Ici on aborde un point central de la théorisation de V.: le rôle que V. accorde au
langage dans le développement mental ; rôle beaucoup plus important que Piaget lui
accordait.
On peut dire, d’une manière générale, que le langage (cad le système de signes) est
un instrument qui va permettre de libérer notre pensée et notre attention du champ
perceptif immédiat. C’est le fait de pouvoir disposer de cet instrument qui va en outre
mettre l’espèce humaine à part des autres espèces (animales) vivantes.
Mais plus précisément, selon V., le langage va se développer selon un schéma
général qui est le suivant :
Langage social ÎLangage égocentrique ÎLangage intérieur
C’est-à-dire :
« le langage a d’abord une fonction de communication.

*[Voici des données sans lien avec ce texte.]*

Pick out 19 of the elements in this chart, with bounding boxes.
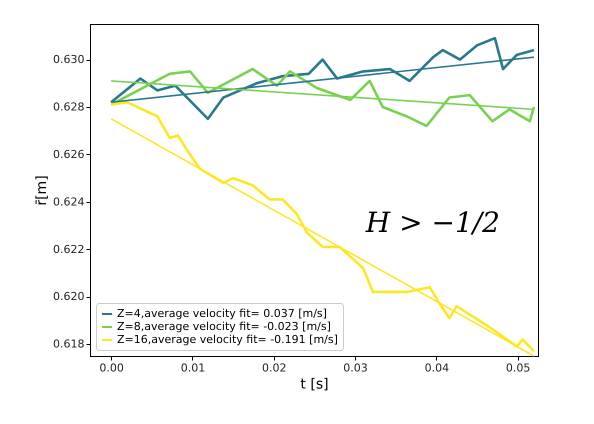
x-tick-label: 0.02 [262, 362, 287, 374]
legend-label: Z=16,average velocity fit= -0.191 [m/s] [117, 333, 338, 346]
y-tick-label: 0.630 [53, 53, 84, 66]
x-tick-label: 0.04 [424, 362, 450, 374]
x-tick-label: 0.05 [506, 362, 530, 374]
x-axis-title: t [s] [300, 376, 329, 392]
y-axis-title: r̄[m] [34, 175, 50, 206]
y-tick-label: 0.622 [53, 242, 84, 256]
legend-label: Z=4,average velocity fit= 0.037 [m/s] [117, 307, 327, 320]
y-tick-label: 0.624 [53, 195, 84, 208]
x-tick-label: 0.00 [99, 362, 124, 374]
y-tick-label: 0.628 [53, 100, 84, 114]
y-tick-label: 0.620 [53, 290, 84, 304]
legend-label: Z=8,average velocity fit= -0.023 [m/s] [117, 320, 331, 333]
y-tick-label: 0.618 [53, 338, 84, 351]
y-tick-label: 0.626 [53, 148, 84, 161]
x-tick-label: 0.01 [180, 362, 206, 374]
annotation: H > −1/2 [364, 206, 500, 239]
x-tick-label: 0.03 [343, 362, 368, 374]
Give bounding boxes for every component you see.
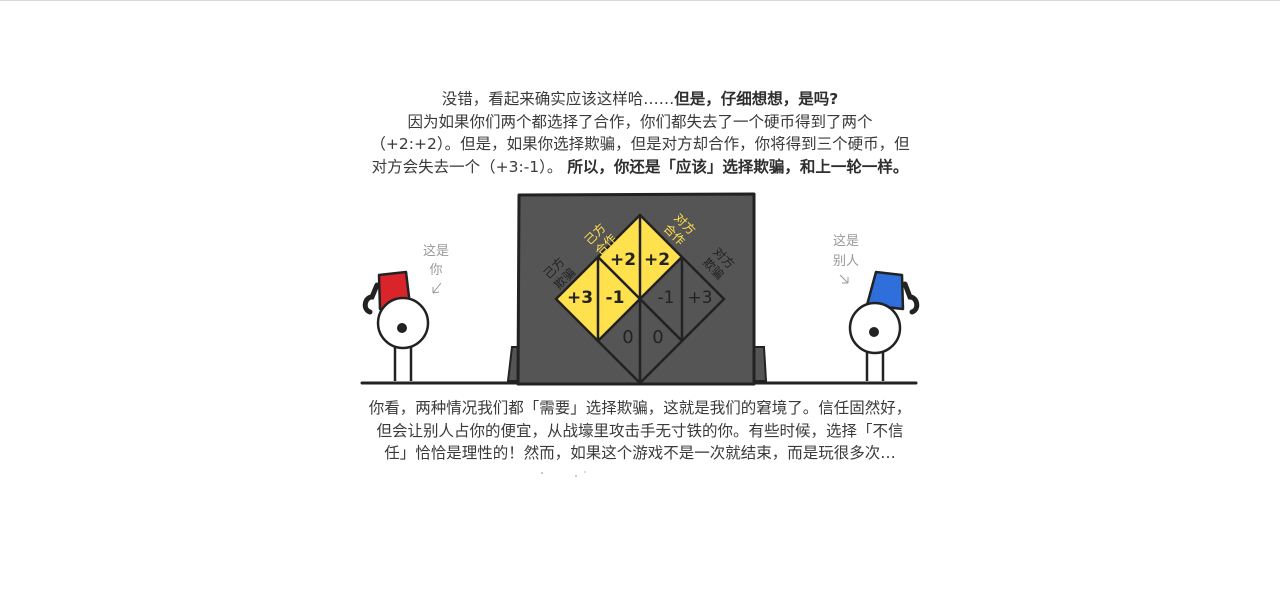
player-other-tassel bbox=[902, 281, 920, 315]
intro-line-1-emphasis: 但是，仔细想想，是吗? bbox=[674, 90, 839, 108]
player-other-hat bbox=[865, 270, 905, 311]
player-other-caption-2: 别人 bbox=[833, 254, 859, 269]
player-other-caption-1: 这是 bbox=[833, 233, 859, 249]
payoff-left-a: +3 bbox=[567, 288, 593, 308]
intro-line-4-text: 对方会失去一个（+3:-1）。 bbox=[371, 157, 563, 176]
label-other-cooperate: 对方 合作 bbox=[661, 210, 699, 248]
scene-illustration: +2 +2 +3 -1 -1 +3 0 0 己方 合作 对方 合作 己方 欺骗 … bbox=[360, 192, 920, 386]
player-you-caption-2: 你 bbox=[429, 263, 442, 278]
intro-line-4-emphasis: 所以，你还是「应该」选择欺骗，和上一轮一样。 bbox=[567, 157, 909, 176]
game-scene: +2 +2 +3 -1 -1 +3 0 0 己方 合作 对方 合作 己方 欺骗 … bbox=[340, 185, 940, 395]
intro-paragraph: 没错，看起来确实应该这样哈……但是，仔细想想，是吗? 因为如果你们两个都选择了合… bbox=[340, 88, 940, 178]
payoff-left-b: -1 bbox=[606, 288, 625, 308]
outro-paragraph: 你看，两种情况我们都「需要」选择欺骗，这就是我们的窘境了。信任固然好， 但会让别… bbox=[340, 397, 940, 465]
player-you-caption-1: 这是 bbox=[423, 243, 449, 259]
payoff-right-a: -1 bbox=[658, 288, 675, 308]
intro-line-1: 没错，看起来确实应该这样哈……但是，仔细想想，是吗? bbox=[340, 88, 940, 111]
outro-line-2: 但会让别人占你的便宜，从战壕里攻击手无寸铁的你。有些时候，选择「不信 bbox=[376, 421, 904, 440]
intro-line-3: （+2:+2）。但是，如果你选择欺骗，但是对方却合作，你将得到三个硬币，但 bbox=[370, 135, 910, 153]
player-you-head bbox=[376, 296, 430, 350]
continue-indicator bbox=[541, 471, 586, 477]
outro-line-3: 任」恰恰是理性的！然而，如果这个游戏不是一次就结束，而是玩很多次… bbox=[384, 444, 896, 462]
payoff-bottom-a: 0 bbox=[622, 327, 633, 348]
intro-line-1-text: 没错，看起来确实应该这样哈…… bbox=[441, 90, 675, 108]
player-other-arrow-icon bbox=[839, 274, 849, 284]
payoff-bottom-b: 0 bbox=[652, 327, 663, 348]
intro-line-2: 因为如果你们两个都选择了合作，你们都失去了一个硬币得到了两个 bbox=[407, 112, 873, 131]
player-you-arrow-icon bbox=[432, 282, 442, 294]
player-you: 这是 你 bbox=[362, 243, 449, 381]
player-you-tassel bbox=[362, 282, 380, 315]
payoff-grid: +2 +2 +3 -1 -1 +3 0 0 bbox=[554, 213, 726, 385]
top-divider bbox=[0, 0, 1280, 1]
player-other-eye bbox=[869, 327, 879, 337]
intro-line-4: 对方会失去一个（+3:-1）。 所以，你还是「应该」选择欺骗，和上一轮一样。 bbox=[340, 156, 940, 179]
player-other: 这是 别人 bbox=[833, 233, 920, 381]
payoff-top-left: +2 bbox=[610, 250, 636, 270]
outro-line-1: 你看，两种情况我们都「需要」选择欺骗，这就是我们的窘境了。信任固然好， bbox=[368, 399, 912, 417]
payoff-right-b: +3 bbox=[687, 288, 712, 308]
payoff-top-right: +2 bbox=[644, 250, 670, 270]
player-you-eye bbox=[397, 323, 407, 333]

Il permet le contact social,
l’interaction sociale et la coordination sociale des comportements ». Mais cette
interaction sociale médiatisée sémiotiquement ne commence pas par les
significations.
La
fonction
du
langage
initialement
est
de
permettre
une
intersubjectivité à propos des objets perceptivement présents, même s’il n’y a pas
d’accord total, entre l’adulte et l’enfant, sur l’interprétation ou la catégorisation de ces
objets.
Ensuite, vers l’âge de 3-4 ans selon V., apparaît le langage égocentrique. Cad que
l’enfant, tout en exécutant seul une activité, l’accompagne de propos qui décrivent
et/ou commentent cette activité, comme s’il dialoguait avec lui-même (« il est où ce
ballon » ; « elle est pas cassée ma voiture » ; etc.). Selon V., l’apparition de ce
« langage égocentrique » est la trace, la manifestation visible de l’extérieur, de
l’apparition d’une nouvelle fonction d’autorégulation ; cad que les formes sociales,
coopératives du comportement langagier commencent à être transférées à la sphère
du fonctionnement psychologique individuel.
Puis vers 7 ans environ, ce langage égocentrique disparaît parce qu’il devient, dit V.,
« souterrain » et constitue le langage « intérieur ».